Which was a rip-off of Killing Joke’s Eighties in the first place…

In the Court of the Crimson King, title song from Crimson’s first album.

Take a Pebble, from first ELP album.

Common denominator is Greg Lake, in both bands.

I like listening to these tracks on cd rather than lp, because the ticks, pops and surface noise of the lp’s got in the way of the silence.

David

I believe the proper term is “homage.” :cool:

Punctuated and recurring bits of silence only, or can we talk about songs that have a pregnant pause at merely one point?

If the latter is OK, I’d like to mention the break in the bridge guitar solo of Heart’s “Magic Man”. Probably my favorite all-time break in a rock song. Love Roger Fisher’s immediate riff coming out of the break, too.

Ween does this often. Chocolate and Cheese had this effect, and it cracks me up when suddenly the music starts again.

All I Really Want by Alanis comes to mind as well as a Madonna song that I can’t think of right now but I remember when my friend bought the CD she thought it was skipping.

There was a false alarm when I first heard D.O.A. by Bloodrock. There was several seconds of silence at the end, followed by a cacophonous musical collage which I assumed was the second part of the piece, describing what happened after they died. Of course, it was another track entirely.

But the best example I can think of is Leave the Biker by Fountains of Wayne. The longest actual complete musical pause that I can think of.

Yes! I had that in mind too but couldn’t put my finger on it.

The one that starts with the sampled acoustic guitar?

I know a guy who’s a standup comedian who does a great riff on that. He can play the way the Madonna track starts perfectly, with all the pauses, repeats etc. He goes through it a few times then puts the guitar down disgustedly and says “it’s no good, the guitar’s fucked”.

Here’s a good cover of Cage’s 4’33. You might want to check it out. There’s quite a number of other covers on the internet done by everything from single flutes to full orchestras (in fact, I think it’s typically done by orchestras).

BTW I’m really not looking for pauses in songs, of which there are many. I’m looking for very short periods of silence as an acoustic technique.

Thought of it. It’s not a break in the music.

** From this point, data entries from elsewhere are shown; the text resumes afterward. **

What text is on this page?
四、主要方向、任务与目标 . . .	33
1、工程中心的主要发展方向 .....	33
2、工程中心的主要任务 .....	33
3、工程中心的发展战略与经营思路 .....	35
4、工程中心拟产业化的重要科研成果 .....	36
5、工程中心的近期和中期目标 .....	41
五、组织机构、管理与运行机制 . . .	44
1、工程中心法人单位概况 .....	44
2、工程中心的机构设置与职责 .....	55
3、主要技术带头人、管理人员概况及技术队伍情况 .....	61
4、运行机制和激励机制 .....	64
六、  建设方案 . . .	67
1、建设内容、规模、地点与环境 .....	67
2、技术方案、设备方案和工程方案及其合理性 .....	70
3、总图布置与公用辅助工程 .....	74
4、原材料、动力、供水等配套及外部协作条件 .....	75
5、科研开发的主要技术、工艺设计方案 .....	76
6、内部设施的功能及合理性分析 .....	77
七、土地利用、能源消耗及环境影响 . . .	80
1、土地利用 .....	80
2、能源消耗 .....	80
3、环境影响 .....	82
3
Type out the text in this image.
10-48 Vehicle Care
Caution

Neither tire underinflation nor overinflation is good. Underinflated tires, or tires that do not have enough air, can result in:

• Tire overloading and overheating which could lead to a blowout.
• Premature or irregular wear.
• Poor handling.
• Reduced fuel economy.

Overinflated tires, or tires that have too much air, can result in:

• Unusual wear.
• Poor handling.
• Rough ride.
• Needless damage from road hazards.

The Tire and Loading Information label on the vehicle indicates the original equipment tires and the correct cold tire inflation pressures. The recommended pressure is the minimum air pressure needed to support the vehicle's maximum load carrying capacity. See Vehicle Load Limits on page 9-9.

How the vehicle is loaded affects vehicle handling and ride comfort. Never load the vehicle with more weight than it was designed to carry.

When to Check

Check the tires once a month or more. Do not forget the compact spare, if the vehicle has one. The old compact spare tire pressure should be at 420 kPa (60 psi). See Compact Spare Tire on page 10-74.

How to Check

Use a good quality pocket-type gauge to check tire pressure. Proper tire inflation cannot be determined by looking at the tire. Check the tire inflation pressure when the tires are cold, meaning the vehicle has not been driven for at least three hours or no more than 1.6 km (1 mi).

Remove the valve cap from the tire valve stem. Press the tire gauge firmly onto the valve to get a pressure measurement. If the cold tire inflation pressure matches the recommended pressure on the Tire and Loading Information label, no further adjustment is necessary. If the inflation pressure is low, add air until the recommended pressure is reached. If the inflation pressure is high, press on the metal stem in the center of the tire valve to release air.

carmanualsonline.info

I know a guy who can play that using his butt and a kazoo.

Here it is.

I Googled “Madonna song with pauses” and found the wikipedia entry based on an excerpt that said “The unexpected brief pauses of silence heard on the guitar riff at the beginning of the song initially caused some listeners to think that track on the Music album was defective”

A lot of mid-90s metal features this dynamic. Some bands built an entire career on the sound, e.g. Helmet.

Walk, by Pantera.

It should be noted that the lyrics leading into the pause in “All I Really Want” are

Why are you so petrified by silence?
Here- can you handle this:

(pause)
Always rather liked that.

Yeah, Madonna’s Don’t Tell is one of my favorite songs, particularly because of those little pauses. That is a technique often used in good hip hop and reggae/dancehall songs too. Love it.